This is just a data pipeline . Multiple tools support what you describe . Or you could do this as a batch job / use spark to perform the task as a stream.
This is how a lot of things work already. Neural nets are bad at strict logic. If you give one net one of two tasks, depending on a state, it takes a lot of training before the learned tasks separate from each other. Ideally, the aspects unique to each task would be completely separate and anything common to both tasks would occur once in the net and get used for both. In practice, it increases training requirements by so much that you are better off creating 2 nets and logically separating them with your own code or even creating a 3rd net to detect which state you are in.

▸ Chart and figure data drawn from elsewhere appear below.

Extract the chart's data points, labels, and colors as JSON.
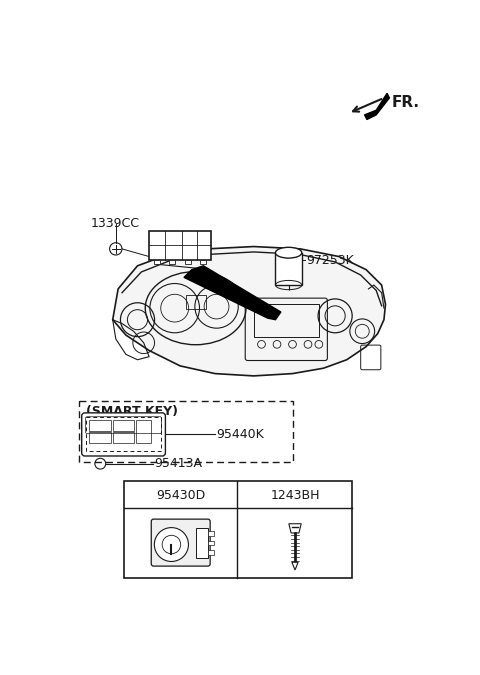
{
  "bg_color": "#ffffff",
  "line_color": "#1a1a1a",
  "fig_width": 4.8,
  "fig_height": 6.75,
  "dpi": 100,
  "fr_label": "FR.",
  "label_1339CC": "1339CC",
  "label_97253K": "97253K",
  "label_95440K": "95440K",
  "label_95413A": "95413A",
  "label_95430D": "95430D",
  "label_1243BH": "1243BH",
  "smart_key_label": "(SMART KEY)"
}
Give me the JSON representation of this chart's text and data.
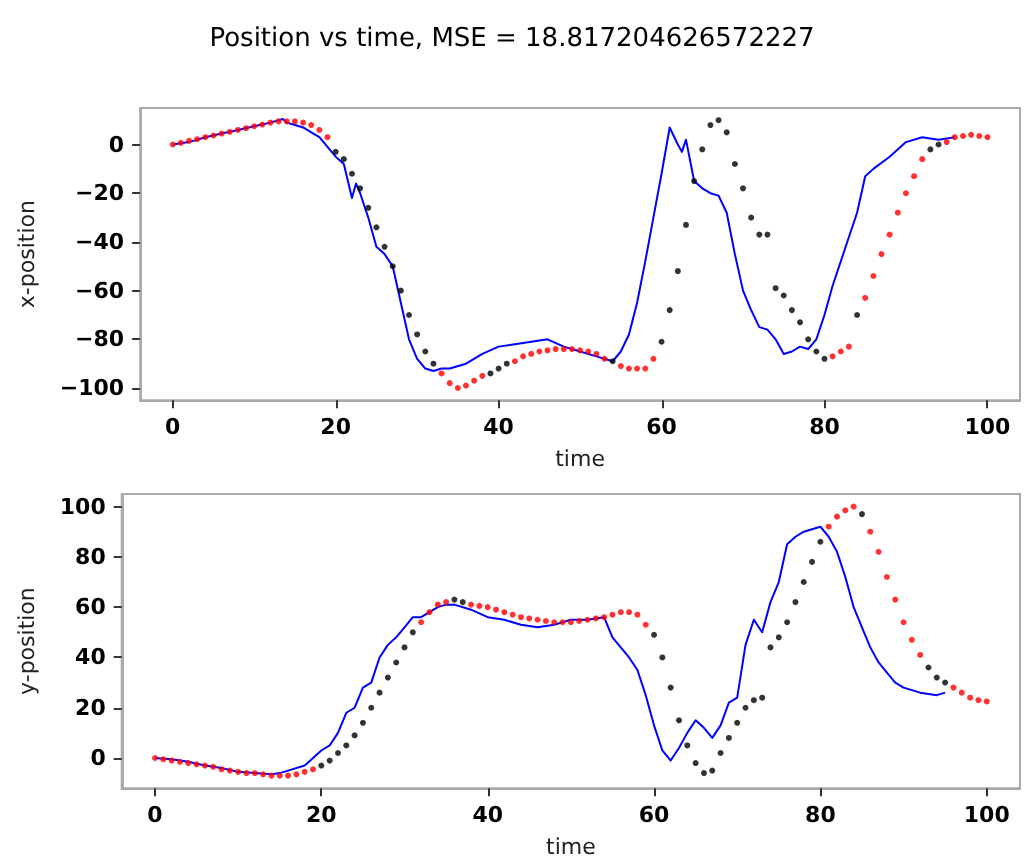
{
  "chart_data": [
    {
      "type": "line",
      "title": "Position vs time, MSE = 18.817204626572227",
      "xlabel": "time",
      "ylabel": "x-position",
      "xlim": [
        -4,
        104
      ],
      "xticks": [
        0,
        20,
        40,
        60,
        80,
        100
      ],
      "ylim": [
        -105,
        15
      ],
      "yticks": [
        -100,
        -80,
        -60,
        -40,
        -20,
        0
      ],
      "series": [
        {
          "color": "#0000ff",
          "x": [
            0,
            2,
            4,
            6,
            8,
            10,
            12,
            13.5,
            14,
            15,
            16,
            17,
            18,
            19,
            20,
            21,
            22,
            22.5,
            23,
            24,
            25,
            26,
            27,
            28,
            29,
            30,
            31,
            32,
            33,
            34,
            36,
            38,
            40,
            42,
            44,
            46,
            48,
            50,
            52,
            54,
            55,
            56,
            57,
            58,
            59,
            60,
            61,
            62,
            62.5,
            63,
            64,
            65,
            66,
            67,
            68,
            69,
            70,
            71,
            72,
            73,
            74,
            75,
            76,
            77,
            78,
            79,
            80,
            81,
            82,
            83,
            84,
            85,
            86,
            88,
            90,
            92,
            94,
            96
          ],
          "values": [
            0,
            1,
            3,
            4.5,
            6,
            7.5,
            9,
            10.5,
            9,
            8,
            7,
            5,
            3,
            -1,
            -5,
            -8,
            -22,
            -16,
            -20,
            -30,
            -42,
            -45,
            -50,
            -65,
            -80,
            -88,
            -92,
            -93,
            -92,
            -92,
            -90,
            -86,
            -83,
            -82,
            -81,
            -80,
            -83,
            -85,
            -87,
            -89,
            -85,
            -78,
            -65,
            -48,
            -30,
            -12,
            7,
            0,
            -3,
            2,
            -15,
            -18,
            -20,
            -21,
            -28,
            -45,
            -60,
            -68,
            -75,
            -76,
            -80,
            -86,
            -85,
            -83,
            -84,
            -80,
            -70,
            -58,
            -48,
            -38,
            -28,
            -13,
            -10,
            -5,
            1,
            3,
            2,
            3
          ]
        },
        {
          "type": "scatter",
          "color": "#000000",
          "marker": "circle",
          "x": [
            20,
            21,
            22,
            23,
            24,
            25,
            26,
            27,
            28,
            29,
            30,
            31,
            32,
            39,
            40,
            41,
            54,
            60,
            61,
            62,
            63,
            64,
            65,
            66,
            67,
            68,
            69,
            70,
            71,
            72,
            73,
            74,
            75,
            76,
            77,
            78,
            79,
            80,
            84,
            93,
            94
          ],
          "values": [
            -3,
            -6,
            -12,
            -18,
            -26,
            -34,
            -42,
            -50,
            -60,
            -70,
            -78,
            -85,
            -90,
            -94,
            -92,
            -90,
            -89,
            -81,
            -68,
            -52,
            -33,
            -15,
            -2,
            8,
            10,
            5,
            -8,
            -18,
            -30,
            -37,
            -37,
            -59,
            -62,
            -68,
            -73,
            -80,
            -85,
            -88,
            -70,
            -2,
            0
          ]
        },
        {
          "type": "scatter",
          "color": "#ff0000",
          "marker": "circle",
          "x": [
            0,
            1,
            2,
            3,
            4,
            5,
            6,
            7,
            8,
            9,
            10,
            11,
            12,
            13,
            14,
            15,
            16,
            17,
            18,
            19,
            33,
            34,
            35,
            36,
            37,
            38,
            42,
            43,
            44,
            45,
            46,
            47,
            48,
            49,
            50,
            51,
            52,
            53,
            55,
            56,
            57,
            58,
            59,
            81,
            82,
            83,
            85,
            86,
            87,
            88,
            89,
            90,
            91,
            92,
            95,
            96,
            97,
            98,
            99,
            100
          ],
          "values": [
            0,
            0.7,
            1.5,
            2.2,
            3,
            3.7,
            4.5,
            5.2,
            6,
            6.7,
            7.5,
            8.2,
            9,
            9.5,
            9.5,
            9.5,
            9,
            8,
            6,
            3,
            -94,
            -98,
            -100,
            -99,
            -97,
            -95,
            -89,
            -87,
            -86,
            -85,
            -84.5,
            -84,
            -84,
            -84,
            -84.5,
            -85,
            -86,
            -88,
            -91,
            -92,
            -92,
            -92,
            -88,
            -87,
            -85,
            -83,
            -63,
            -54,
            -45,
            -37,
            -28,
            -20,
            -13,
            -6,
            1,
            3,
            3.5,
            4,
            3.5,
            3
          ]
        }
      ]
    },
    {
      "type": "line",
      "xlabel": "time",
      "ylabel": "y-position",
      "xlim": [
        -4,
        104
      ],
      "xticks": [
        0,
        20,
        40,
        60,
        80,
        100
      ],
      "ylim": [
        -12,
        105
      ],
      "yticks": [
        0,
        20,
        40,
        60,
        80,
        100
      ],
      "series": [
        {
          "color": "#0000ff",
          "x": [
            0,
            2,
            4,
            6,
            8,
            10,
            12,
            14,
            15,
            16,
            18,
            19,
            20,
            21,
            22,
            23,
            24,
            25,
            26,
            27,
            28,
            29,
            30,
            31,
            32,
            33,
            34,
            35,
            36,
            38,
            40,
            42,
            44,
            46,
            48,
            50,
            52,
            54,
            54.5,
            55,
            56,
            57,
            58,
            59,
            60,
            61,
            62,
            63,
            64,
            65,
            66,
            67,
            68,
            69,
            70,
            71,
            72,
            73,
            74,
            75,
            76,
            77,
            78,
            79,
            80,
            81,
            82,
            83,
            84,
            85,
            86,
            87,
            88,
            89,
            90,
            92,
            94,
            95
          ],
          "values": [
            0,
            -0.5,
            -1.5,
            -3,
            -4,
            -5.5,
            -6,
            -6.5,
            -6,
            -5,
            -3,
            0,
            3,
            5,
            10,
            18,
            20,
            28,
            30,
            40,
            45,
            48,
            52,
            56,
            56,
            58,
            60,
            61,
            61,
            59,
            56,
            55,
            53,
            52,
            53,
            55,
            55,
            56,
            52,
            48,
            44,
            40,
            35,
            25,
            13,
            3,
            -1,
            4,
            10,
            15,
            12,
            8,
            13,
            22,
            24,
            45,
            55,
            50,
            62,
            70,
            85,
            88,
            90,
            91,
            92,
            88,
            82,
            72,
            60,
            52,
            44,
            38,
            34,
            30,
            28,
            26,
            25,
            26
          ]
        },
        {
          "type": "scatter",
          "color": "#000000",
          "marker": "circle",
          "x": [
            20,
            21,
            22,
            23,
            24,
            25,
            26,
            27,
            28,
            29,
            30,
            31,
            36,
            37,
            60,
            61,
            62,
            63,
            64,
            65,
            66,
            67,
            68,
            69,
            70,
            71,
            72,
            73,
            74,
            75,
            76,
            77,
            78,
            79,
            80,
            85,
            93,
            94,
            95
          ],
          "values": [
            -3,
            -1,
            2,
            5,
            9,
            14,
            20,
            26,
            32,
            38,
            44,
            50,
            63,
            62,
            49,
            40,
            28,
            15,
            5,
            -2,
            -6,
            -5,
            2,
            8,
            14,
            20,
            23,
            24,
            44,
            48,
            54,
            62,
            70,
            78,
            86,
            97,
            36,
            32,
            30
          ]
        },
        {
          "type": "scatter",
          "color": "#ff0000",
          "marker": "circle",
          "x": [
            0,
            1,
            2,
            3,
            4,
            5,
            6,
            7,
            8,
            9,
            10,
            11,
            12,
            13,
            14,
            15,
            16,
            17,
            18,
            19,
            32,
            33,
            34,
            35,
            38,
            39,
            40,
            41,
            42,
            43,
            44,
            45,
            46,
            47,
            48,
            49,
            50,
            51,
            52,
            53,
            54,
            55,
            56,
            57,
            58,
            59,
            81,
            82,
            83,
            84,
            86,
            87,
            88,
            89,
            90,
            91,
            92,
            96,
            97,
            98,
            99,
            100
          ],
          "values": [
            0,
            -0.5,
            -1,
            -1.5,
            -2,
            -2.5,
            -3,
            -3.5,
            -4.5,
            -5,
            -5.5,
            -6,
            -6,
            -6.5,
            -7,
            -7,
            -7,
            -6.5,
            -5.5,
            -4.5,
            54,
            58,
            61,
            62,
            61,
            60.5,
            60,
            59,
            58,
            57,
            56,
            55.5,
            55,
            54.5,
            54,
            54,
            54,
            54.5,
            55,
            55.5,
            56,
            57,
            58,
            58,
            57,
            53,
            92,
            96,
            98.5,
            100,
            90,
            82,
            72,
            63,
            54,
            47,
            41,
            28,
            26,
            24,
            23,
            22.5
          ]
        }
      ]
    }
  ]
}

What you describe is how I imagine the first recognizably intelligent AI system being built -- a set of communicating independent modules all running at the same time.
Cool! For any javascript devs this looks like a capable library that attempts the same functionality and looks like it has pretty impressive results: https://github.com/jwagner/smartcrop.js/
Cool tech, but seems like over-engineering. As far as I can tell, Facebook just crops to the center and top of images which works pretty well. Meanwhile Twitter has spent years cropping images awkwardly based on trying to find the relevant regions, and now is doubling down on trying to find relevant regions...
One net to crop the image, one net to recognize it, another to synthesize the words to describe it and presto: a new application.